There is a subtle, yet very important, distinction between explanation and prediction in most sports, and Major League Soccer is no different. I don’t intend to make this long or particularly math heavy, so hang on. Here’s a simple example of what I’m talking about when I refer to explanation. In its first six games of the season, the Portland Timbers recorded 89 attempts and allowed just 57 to their opponents. During that same time, Portland scored ten goals while allowing eight. I might explain that the Timbers’ +2 goal differential was due—at least in part—to earning more offensive opportunities than their opponents.

Here’s another example, but this time in regards to prediction. In their first six games, the New England Revolution scored two goals while allowing six to its opponents. During its next six games, New England scored eight goals while allowing just three to its opponents.
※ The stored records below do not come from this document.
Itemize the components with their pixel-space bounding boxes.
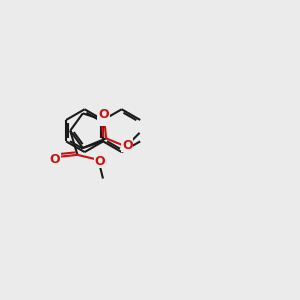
Text: N: N xyxy=(97,112,109,125)
Text: O: O xyxy=(99,109,109,122)
Text: O: O xyxy=(94,155,105,168)
Text: O: O xyxy=(122,139,133,152)
Text: O: O xyxy=(50,153,60,166)
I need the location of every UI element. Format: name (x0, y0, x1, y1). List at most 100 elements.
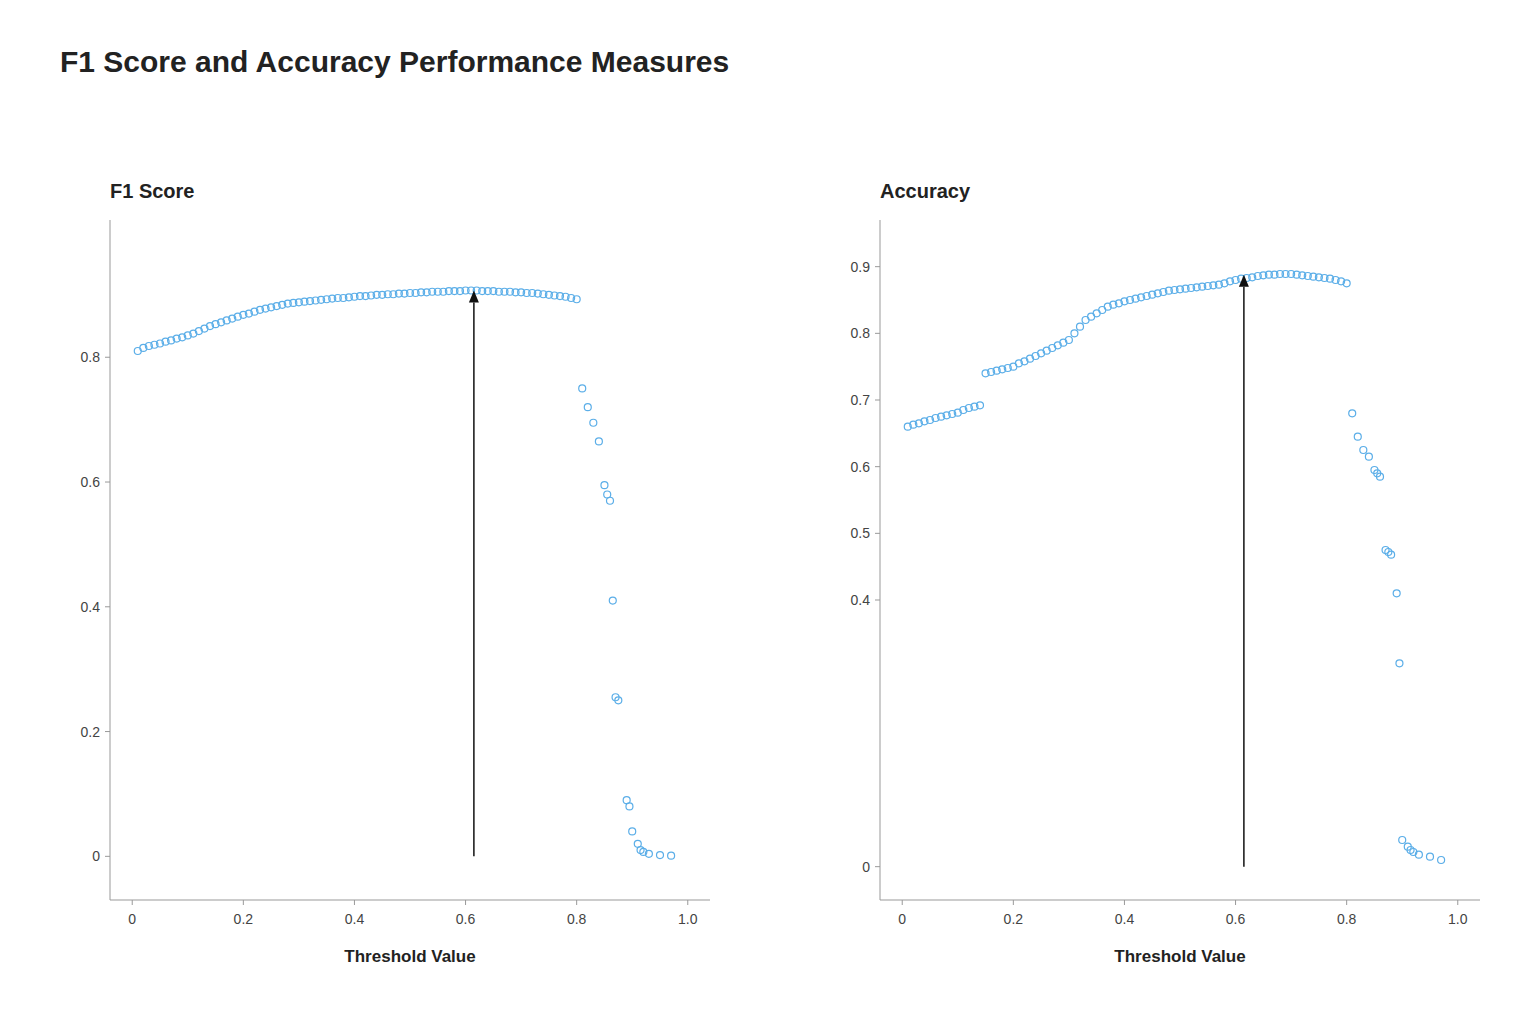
y-tick-label: 0.5 (851, 525, 871, 541)
x-tick (132, 900, 133, 905)
x-tick (1013, 900, 1014, 905)
x-tick (1124, 900, 1125, 905)
chart-root: F1 Score and Accuracy Performance Measur… (0, 0, 1536, 1029)
scatter-point (1077, 323, 1084, 330)
y-tick-label: 0.6 (81, 474, 101, 490)
x-tick-label: 0.2 (1004, 911, 1024, 927)
scatter-point (629, 828, 636, 835)
x-tick (243, 900, 244, 905)
x-tick-label: 1.0 (678, 911, 698, 927)
y-tick-label: 0.2 (81, 724, 101, 740)
x-tick-label: 0.2 (234, 911, 254, 927)
y-tick (875, 600, 880, 601)
x-tick (465, 900, 466, 905)
y-axis-line (110, 220, 111, 900)
y-tick (875, 400, 880, 401)
subplot-title: F1 Score (110, 180, 194, 202)
scatter-point (601, 482, 608, 489)
scatter-point (615, 697, 622, 704)
background (0, 0, 1536, 1029)
y-tick-label: 0.6 (851, 459, 871, 475)
scatter-point (1438, 857, 1445, 864)
x-tick (576, 900, 577, 905)
points (904, 271, 1444, 864)
scatter-point (579, 385, 586, 392)
y-tick (105, 856, 110, 857)
y-tick (875, 533, 880, 534)
scatter-point (657, 852, 664, 859)
scatter-point (1343, 280, 1350, 287)
y-axis-line (880, 220, 881, 900)
y-tick-label: 0.4 (81, 599, 101, 615)
scatter-point (1393, 590, 1400, 597)
arrow-shaft (473, 302, 475, 856)
panel: F1 Score 0 0.2 0.4 0.6 0.8 1.0 0 0.2 0.4 0.6 0.8 Thr… (81, 180, 710, 966)
x-axis-line (110, 900, 710, 901)
x-tick-label: 0.4 (345, 911, 365, 927)
y-tick (105, 731, 110, 732)
arrow-annotation (1239, 275, 1249, 867)
subplot-title: Accuracy (880, 180, 971, 202)
scatter-point (977, 402, 984, 409)
points (134, 287, 674, 859)
arrow-annotation (469, 290, 479, 856)
scatter-point (590, 419, 597, 426)
x-tick-label: 1.0 (1448, 911, 1468, 927)
y-tick-label: 0.8 (851, 325, 871, 341)
arrow-head (1239, 275, 1249, 287)
x-axis-label: Threshold Value (1114, 947, 1245, 966)
x-tick (687, 900, 688, 905)
scatter-point (1396, 660, 1403, 667)
y-tick (875, 466, 880, 467)
y-tick-label: 0.4 (851, 592, 871, 608)
y-tick (875, 866, 880, 867)
scatter-point (1071, 330, 1078, 337)
x-tick-label: 0.6 (1226, 911, 1246, 927)
scatter-point (1065, 337, 1072, 344)
scatter-point (1415, 851, 1422, 858)
scatter-point (1365, 453, 1372, 460)
scatter-point (584, 404, 591, 411)
arrow-shaft (1243, 287, 1245, 867)
x-tick-label: 0.4 (1115, 911, 1135, 927)
x-tick-label: 0 (898, 911, 906, 927)
x-tick-label: 0 (128, 911, 136, 927)
scatter-point (595, 438, 602, 445)
scatter-point (1388, 551, 1395, 558)
x-tick (1235, 900, 1236, 905)
scatter-point (609, 597, 616, 604)
x-tick (1457, 900, 1458, 905)
y-tick-label: 0 (862, 859, 870, 875)
x-tick (1346, 900, 1347, 905)
scatter-point (668, 852, 675, 859)
scatter-point (1377, 473, 1384, 480)
arrow-head (469, 290, 479, 302)
y-tick (105, 606, 110, 607)
y-tick-label: 0 (92, 848, 100, 864)
x-tick-label: 0.8 (567, 911, 587, 927)
x-tick-label: 0.8 (1337, 911, 1357, 927)
x-tick (902, 900, 903, 905)
scatter-point (1399, 837, 1406, 844)
y-tick-label: 0.7 (851, 392, 871, 408)
scatter-point (573, 296, 580, 303)
scatter-point (1427, 853, 1434, 860)
x-axis-label: Threshold Value (344, 947, 475, 966)
y-tick-label: 0.8 (81, 349, 101, 365)
x-tick (354, 900, 355, 905)
scatter-point (607, 497, 614, 504)
y-tick-label: 0.9 (851, 259, 871, 275)
y-tick (875, 266, 880, 267)
x-axis-line (880, 900, 1480, 901)
y-tick (875, 333, 880, 334)
y-tick (105, 357, 110, 358)
x-tick-label: 0.6 (456, 911, 476, 927)
scatter-point (645, 850, 652, 857)
scatter-point (1354, 433, 1361, 440)
scatter-point (1349, 410, 1356, 417)
main-title: F1 Score and Accuracy Performance Measur… (60, 45, 729, 78)
panel: Accuracy 0 0.2 0.4 0.6 0.8 1.0 0 0.4 0.5 0.6 0.7 0.8… (851, 180, 1480, 966)
y-tick (105, 482, 110, 483)
scatter-point (1360, 447, 1367, 454)
scatter-point (626, 803, 633, 810)
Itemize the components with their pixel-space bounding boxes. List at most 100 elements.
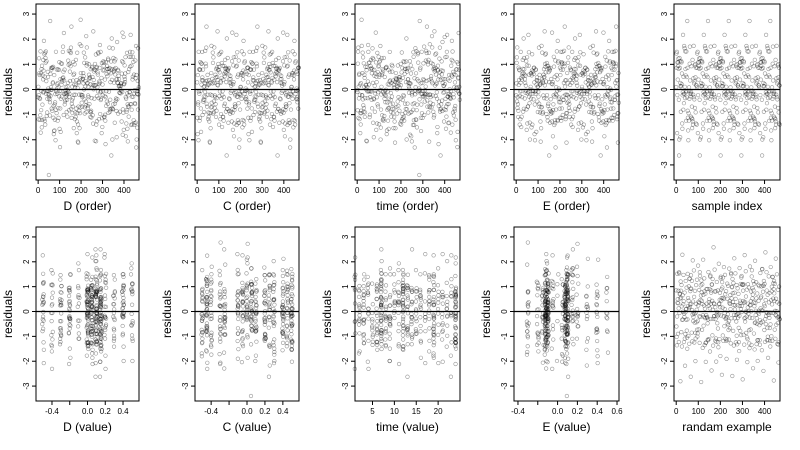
data-point (718, 97, 723, 102)
data-point (103, 296, 108, 301)
data-point (769, 128, 774, 133)
y-tick-label: -2 (660, 357, 669, 365)
data-point (525, 121, 530, 126)
data-point (36, 117, 41, 122)
y-tick-label: -2 (22, 357, 31, 365)
data-point (718, 353, 723, 359)
data-point (48, 18, 53, 24)
data-point (62, 99, 68, 104)
y-tick-label: -2 (181, 136, 190, 144)
data-point (378, 107, 384, 112)
data-point (95, 93, 100, 99)
data-point (266, 296, 271, 301)
data-point (562, 84, 568, 89)
data-point (455, 145, 460, 150)
data-point (119, 71, 124, 76)
data-point (125, 102, 130, 107)
data-point (49, 65, 55, 70)
y-tick-label: -3 (500, 382, 509, 390)
data-point (101, 59, 106, 64)
x-tick-label: 0.2 (572, 407, 584, 416)
data-point (113, 65, 118, 71)
data-point (236, 72, 241, 77)
y-tick-label: 2 (500, 259, 509, 264)
data-point (226, 120, 231, 125)
data-point (210, 60, 216, 66)
data-point (270, 60, 275, 66)
data-point (574, 292, 579, 297)
data-point (248, 67, 253, 72)
data-point (195, 132, 200, 137)
data-point (92, 96, 97, 101)
data-point (256, 92, 261, 97)
data-point (88, 66, 93, 72)
data-point (605, 350, 611, 355)
data-point (751, 331, 757, 336)
data-point (733, 296, 738, 301)
data-point (693, 330, 698, 336)
data-point (413, 316, 418, 321)
data-point (355, 49, 361, 54)
data-point (214, 96, 219, 101)
data-point (102, 68, 107, 73)
x-tick-label: 0.4 (277, 407, 289, 416)
data-point (105, 66, 110, 72)
data-point (213, 114, 219, 120)
data-point (564, 140, 569, 145)
data-point (280, 59, 286, 64)
data-point (588, 72, 594, 77)
y-tick-label: 1 (22, 62, 31, 67)
data-point (361, 284, 366, 289)
data-point (219, 60, 224, 66)
data-point (416, 60, 421, 65)
data-point (252, 94, 257, 99)
data-point (555, 293, 560, 298)
data-point (380, 113, 385, 118)
data-point (103, 353, 108, 358)
data-point (551, 64, 557, 69)
data-point (542, 352, 547, 357)
data-point (728, 85, 733, 90)
data-point (205, 72, 210, 77)
data-point (292, 52, 297, 57)
data-point (133, 101, 138, 107)
data-point (115, 39, 120, 45)
data-point (93, 374, 98, 379)
data-point (63, 88, 68, 93)
data-point (771, 378, 776, 383)
data-point (434, 90, 439, 95)
data-point (605, 316, 610, 321)
data-point (100, 68, 106, 73)
data-point (751, 64, 756, 69)
data-point (93, 83, 98, 88)
data-point (230, 107, 235, 112)
data-point (241, 52, 246, 57)
data-point (222, 366, 227, 371)
data-point (207, 139, 212, 144)
data-point (427, 326, 432, 331)
data-point (108, 107, 113, 112)
data-point (764, 101, 770, 106)
data-point (66, 48, 71, 53)
data-point (585, 256, 591, 261)
data-point (251, 75, 256, 80)
data-point (99, 60, 104, 66)
data-point (575, 273, 580, 279)
data-point (717, 290, 723, 295)
data-point (102, 332, 107, 338)
data-point (63, 90, 69, 96)
data-point (240, 304, 246, 309)
data-point (244, 97, 249, 102)
data-point (220, 63, 225, 68)
data-point (525, 344, 530, 349)
data-point (361, 302, 366, 307)
data-point (76, 261, 81, 266)
data-point (678, 279, 683, 284)
data-point (272, 103, 278, 108)
data-point (223, 109, 229, 114)
data-point (717, 336, 722, 342)
data-point (417, 18, 422, 24)
y-tick-label: -3 (660, 382, 669, 390)
data-point (235, 118, 240, 123)
data-point (61, 112, 66, 118)
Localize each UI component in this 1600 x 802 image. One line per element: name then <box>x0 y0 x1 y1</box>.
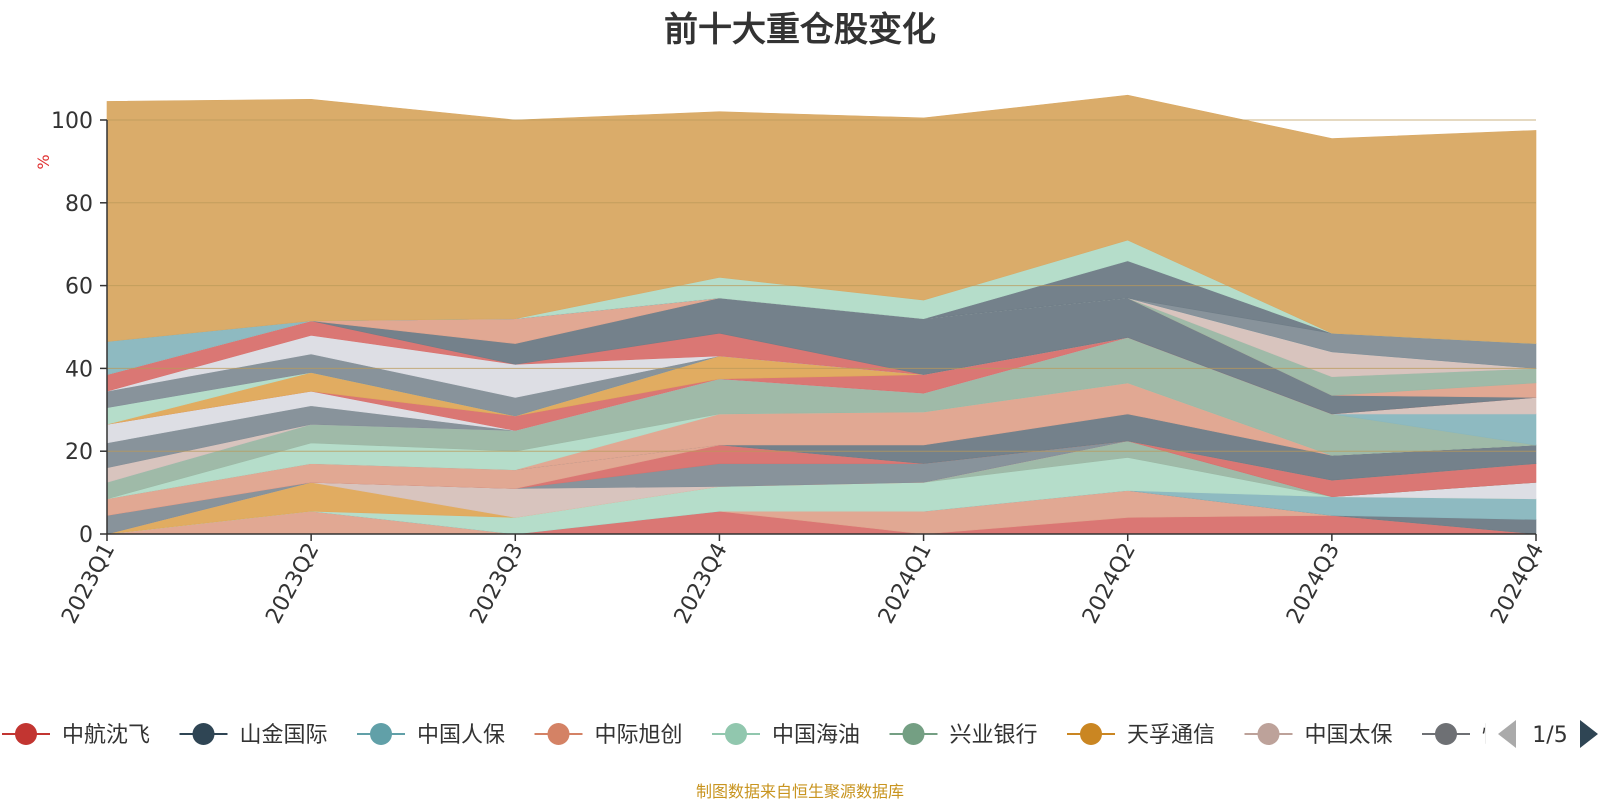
legend-label: 天孚通信 <box>1127 723 1215 748</box>
legend-item[interactable]: 中航沈飞 <box>2 723 150 748</box>
y-tick-label: 20 <box>65 440 93 465</box>
x-tick-label: 2024Q1 <box>874 539 937 628</box>
legend-label: 恒 <box>1482 723 1504 748</box>
x-tick-label: 2023Q4 <box>670 539 733 628</box>
legend-label: 山金国际 <box>240 723 328 748</box>
legend: 中航沈飞 山金国际 中国人保 中际旭创 中国海油 兴业银行 天孚通信 中国太保 恒 1/5 <box>2 720 1598 748</box>
x-tick-label: 2024Q2 <box>1078 539 1141 628</box>
legend-item[interactable]: 中国太保 <box>1244 723 1393 748</box>
legend-label: 兴业银行 <box>950 723 1038 748</box>
y-axis-label: % <box>34 154 53 169</box>
legend-item[interactable]: 兴业银行 <box>889 723 1038 748</box>
x-tick-label: 2023Q2 <box>261 539 324 628</box>
legend-prev-page-icon[interactable] <box>1498 720 1516 748</box>
y-tick-label: 100 <box>51 109 93 134</box>
legend-marker-icon <box>902 723 925 745</box>
legend-marker-icon <box>192 723 215 745</box>
legend-label: 中国海油 <box>772 723 860 748</box>
legend-label: 中航沈飞 <box>62 723 150 748</box>
chart-title: 前十大重仓股变化 <box>664 10 936 50</box>
y-tick-label: 60 <box>65 275 93 300</box>
x-tick-label: 2024Q4 <box>1486 539 1549 628</box>
legend-item[interactable]: 恒 <box>1422 723 1504 748</box>
legend-page-indicator: 1/5 <box>1532 723 1567 748</box>
legend-item[interactable]: 山金国际 <box>179 723 328 748</box>
y-tick-label: 0 <box>79 523 93 548</box>
y-tick-label: 80 <box>65 192 93 217</box>
legend-label: 中国太保 <box>1305 723 1393 748</box>
x-tick-label: 2023Q3 <box>466 539 529 628</box>
legend-label: 中际旭创 <box>595 723 683 748</box>
series-area-35 <box>106 94 1537 344</box>
legend-marker-icon <box>1435 723 1457 745</box>
series-layer <box>106 94 1537 535</box>
legend-item[interactable]: 中际旭创 <box>534 723 683 748</box>
legend-marker-icon <box>725 723 747 745</box>
legend-marker-icon <box>370 723 392 745</box>
x-tick-label: 2023Q1 <box>57 539 120 628</box>
legend-marker-icon <box>15 723 37 745</box>
x-tick-label: 2024Q3 <box>1282 539 1345 628</box>
legend-item[interactable]: 中国海油 <box>712 723 860 748</box>
legend-item[interactable]: 中国人保 <box>357 723 505 748</box>
legend-next-page-icon[interactable] <box>1580 720 1598 748</box>
legend-items: 中航沈飞 山金国际 中国人保 中际旭创 中国海油 兴业银行 天孚通信 中国太保 恒 <box>2 723 1504 748</box>
legend-marker-icon <box>1257 723 1280 745</box>
y-tick-label: 40 <box>65 357 93 382</box>
legend-item[interactable]: 天孚通信 <box>1067 723 1215 748</box>
legend-marker-icon <box>547 723 570 745</box>
legend-marker-icon <box>1080 723 1102 745</box>
legend-label: 中国人保 <box>417 723 505 748</box>
grid-layer <box>107 119 1536 452</box>
source-note: 制图数据来自恒生聚源数据库 <box>695 782 904 801</box>
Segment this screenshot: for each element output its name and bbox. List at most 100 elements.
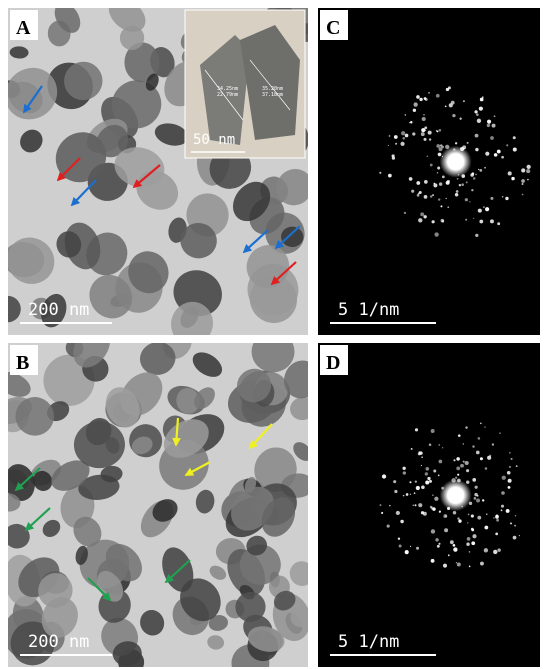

Using just New England as an example, it would seem as though goal scoring in the past (-4) poorly predicted goal scoring in the future (+5).

Of course, we have nineteen teams, not two, so I sorted through all nineteen teams looking for patterns. Here is what I found.

A team’s goal differential during its first six games explained its total points over that same time period extremely well (R2 was 77%). This is not surprising. Teams that tend to score more goals than their opponents also tend to win more games. Nothing shocking there.

However, a team’s goal differential in the first six games of the season provided no help in predicting its total points over the next six games. Here’s the plot on that one:

GD vs. Future Points - 6 weeks 2013

There is virtually no relationship between how well a team scored before, and then how many points it earned later. In other words, goal differentials are not predictive over six games.

But if you’re convinced the lack of predictive ability is completely due to a small sample size of twelve total games, check this out. A team’s attempts differential in its first six games shows a statistically significant correlation to both its future goal differential and points earned:

AD vs. GD and AD vs. Pts

 

Because it’s sports, prediction is never going to be precise, and these aren't perfect correlations at all. But I find it particularly impressive that over just twelve total games, the attempts data from a team’s first six games shows statistically significant predictive ability of the team’s results in the next six games.

If you’ve listened to our Game-of-the-Week section during our podcasts, you hear us talking a lot about shot ratios. This post hopefully clarified why we do that. Past shot ratios are better than past results at predicting future results.